Explanation: **Explanation** The correct answer is **Ketoconazole**. **Mechanism of Action (Why it is correct):** Ketoconazole is a broad-spectrum imidazole antifungal that acts as a potent inhibitor of steroid synthesis. It inhibits the enzyme **17,20-lyase** (and to a lesser extent, CYP11A1/side-chain cleavage enzyme), which are essential steps in the conversion of cholesterol to androgens. By blocking these enzymes in both the testes and the adrenal glands, it significantly reduces testosterone production. Additionally, at high doses, it can displace testosterone from sex hormone-binding globulin (SHBG), further altering its efficacy. **Analysis of Incorrect Options:** * **Isoniazid (A):** While Isoniazid is a CYP450 inhibitor, it does not have a clinically significant effect on the steroidogenic pathways or the efficacy of testosterone. Its primary side effects are peripheral neuropathy and hepatotoxicity. * **Rifampicin (C):** Rifampicin is a potent **enzyme inducer**. While it can increase the metabolism of many steroid hormones (like oral contraceptives), it does not directly decrease the efficacy of testosterone in the same targeted, inhibitory manner as Ketoconazole.
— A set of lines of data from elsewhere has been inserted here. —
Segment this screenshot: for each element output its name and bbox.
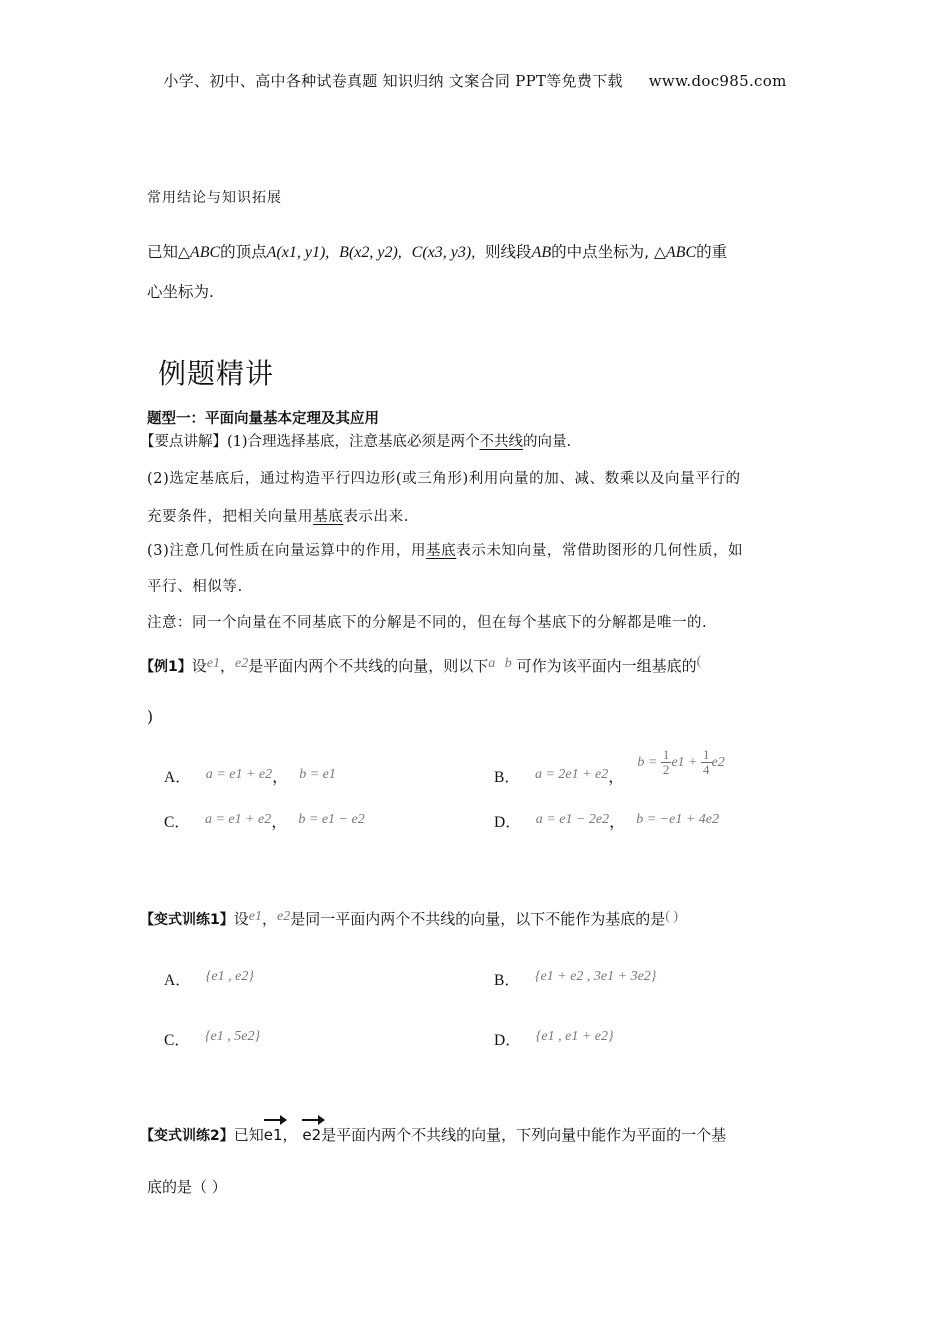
text: 的顶点 <box>220 243 267 261</box>
conclusion-line2: 心坐标为. <box>147 283 214 301</box>
math-e1: e1 <box>248 909 262 924</box>
math-set: {e1 , 5e2} <box>204 1029 261 1044</box>
answer-paren: ( ) <box>665 909 679 924</box>
math-a: a <box>488 656 496 671</box>
type1-note: 注意：同一个向量在不同基底下的分解是不同的，但在每个基底下的分解都是唯一的. <box>147 615 708 631</box>
underlined-term: 不共线 <box>479 434 524 450</box>
type1-point3-line2: 平行、相似等. <box>147 579 243 595</box>
text: ， <box>271 812 288 831</box>
text: 则线段 <box>485 243 532 261</box>
math-expr: a = 2e1 + e2 <box>534 767 609 783</box>
variant1-stem <box>140 910 678 927</box>
underlined-term: 基底 <box>313 509 344 525</box>
underlined-term: 基底 <box>426 543 457 559</box>
math-vector-e1: e1 <box>263 1126 283 1144</box>
example1-option-c[interactable] <box>164 809 365 832</box>
math-expr: b = e1 − e2 <box>298 812 365 827</box>
text: ， <box>261 910 277 928</box>
option-letter: C． <box>164 814 190 831</box>
math-point-a: A <box>266 244 277 261</box>
text: ， <box>608 767 625 787</box>
math-set: {e1 , e2} <box>205 969 254 984</box>
example-label: 【例1】 <box>140 659 192 675</box>
variant2-line2: 底的是（ ） <box>147 1178 227 1196</box>
paren-open: ( <box>696 654 702 669</box>
fraction <box>701 748 712 778</box>
math-vector-e2: e2 <box>302 1126 322 1144</box>
example-label: 【变式训练1】 <box>140 912 234 928</box>
text: 设 <box>233 910 249 928</box>
text: 是平面内两个不共线的向量，则以下 <box>248 657 489 675</box>
math-expr-b <box>637 747 725 778</box>
denominator: 2 <box>662 762 670 778</box>
text: 是同一平面内两个不共线的向量，以下不能作为基底的是 <box>290 910 666 928</box>
example1-option-b[interactable] <box>494 747 725 787</box>
numerator: 1 <box>662 747 670 762</box>
math-e1: e1 <box>206 656 220 671</box>
math-ab: AB <box>531 244 552 261</box>
math-expr: b = e1 <box>299 767 336 782</box>
variant1-option-b[interactable] <box>494 968 656 990</box>
conclusion-title: 常用结论与知识拓展 <box>147 190 282 206</box>
text: (3)注意几何性质在向量运算中的作用，用 <box>147 543 427 559</box>
example1-paren-close: ) <box>147 708 154 726</box>
variant1-option-a[interactable] <box>164 968 254 990</box>
text: 的向量. <box>523 434 572 450</box>
header-text: 小学、初中、高中各种试卷真题 知识归纳 文案合同 PPT等免费下载 <box>163 72 623 90</box>
text: 的重 <box>696 243 728 261</box>
section-title: 例题精讲 <box>158 357 275 390</box>
math-set: {e1 + e2 , 3e1 + 3e2} <box>534 969 657 984</box>
math-e2: e2 <box>235 656 249 671</box>
text: 【要点讲解】(1)合理选择基底，注意基底必须是两个 <box>140 434 480 450</box>
math-coords-b: (x2, y2), <box>348 244 402 261</box>
text: 表示出来. <box>343 509 409 525</box>
example-label: 【变式训练2】 <box>140 1128 234 1144</box>
text: 设 <box>191 657 207 675</box>
text: 已知 <box>233 1126 264 1144</box>
math-coords-c: (x3, y3), <box>422 244 476 261</box>
option-letter: A． <box>164 769 191 786</box>
text: 充要条件，把相关向量用 <box>147 509 314 525</box>
option-letter: B． <box>494 972 520 989</box>
example1-option-d[interactable] <box>494 809 719 832</box>
option-letter: D． <box>494 1032 521 1049</box>
math-e2: e2 <box>277 909 291 924</box>
text: ， <box>282 1126 298 1144</box>
math-expr: a = e1 + e2 <box>205 767 273 782</box>
math-abc: ABC <box>665 244 697 261</box>
text: ， <box>272 767 289 786</box>
variant1-option-c[interactable] <box>164 1028 260 1050</box>
text: 可作为该平面内一组基底的 <box>516 657 697 675</box>
math-part: b = <box>637 755 658 771</box>
variant2-stem <box>140 1128 726 1143</box>
example1-option-a[interactable] <box>164 764 336 787</box>
numerator: 1 <box>703 747 710 762</box>
text: 是平面内两个不共线的向量，下列向量中能作为平面的一个基 <box>321 1126 727 1144</box>
page-header <box>0 70 950 91</box>
math-point-c: C <box>411 244 423 261</box>
math-expr: a = e1 + e2 <box>204 812 272 827</box>
conclusion-line1 <box>147 245 727 261</box>
type1-point2-line1: (2)选定基底后，通过构造平行四边形(或三角形)利用向量的加、减、数乘以及向量平行的 <box>147 471 741 487</box>
math-expr: b = −e1 + 4e2 <box>636 812 720 827</box>
header-site[interactable]: www.doc985.com <box>648 72 787 90</box>
type1-title: 题型一：平面向量基本定理及其应用 <box>147 411 379 427</box>
math-point-b: B <box>339 244 349 261</box>
type1-point2-line2 <box>147 510 409 525</box>
type1-point1 <box>140 435 571 450</box>
option-letter: C． <box>164 1032 190 1049</box>
variant1-option-d[interactable] <box>494 1028 614 1050</box>
text: ， <box>609 812 626 831</box>
example1-stem <box>140 655 701 674</box>
denominator: 4 <box>703 762 710 778</box>
math-expr: a = e1 − 2e2 <box>535 812 610 827</box>
math-set: {e1 , e1 + e2} <box>535 1029 614 1044</box>
option-letter: A． <box>164 972 191 989</box>
fraction <box>661 748 672 778</box>
math-b: b <box>504 656 512 671</box>
math-abc: ABC <box>189 244 221 261</box>
type1-point3-line1 <box>147 544 743 559</box>
text: ， <box>219 657 235 675</box>
math-part: e1 + <box>671 755 698 771</box>
option-letter: D． <box>494 814 521 831</box>
text: 已知△ <box>147 243 190 261</box>
math-part: e2 <box>711 755 725 771</box>
text: 的中点坐标为, △ <box>551 243 666 261</box>
text: 表示未知向量，常借助图形的几何性质，如 <box>456 543 744 559</box>
math-coords-a: (x1, y1), <box>276 244 330 261</box>
option-letter: B． <box>494 769 520 787</box>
In fact, it often leads to a compensatory rise in LH and testosterone levels. **Clinical Pearls for NEET-PG:** * **Anti-androgenic side effects:** Due to testosterone inhibition, Ketoconazole can cause **gynecomastia**, decreased libido, and erectile dysfunction in men. * **Clinical Use:** Because of its ability to inhibit steroidogenesis, high-dose Ketoconazole is sometimes used off-label to treat **Cushing’s syndrome** and advanced **prostate cancer**. * **Other Drugs causing Gynecomastia (Mnemonic: DISCO):** **D**igoxin, **I**soniazid (rarely), **S**pironolactone, **C**imetidine, **O**estrogens/Ketoconazole.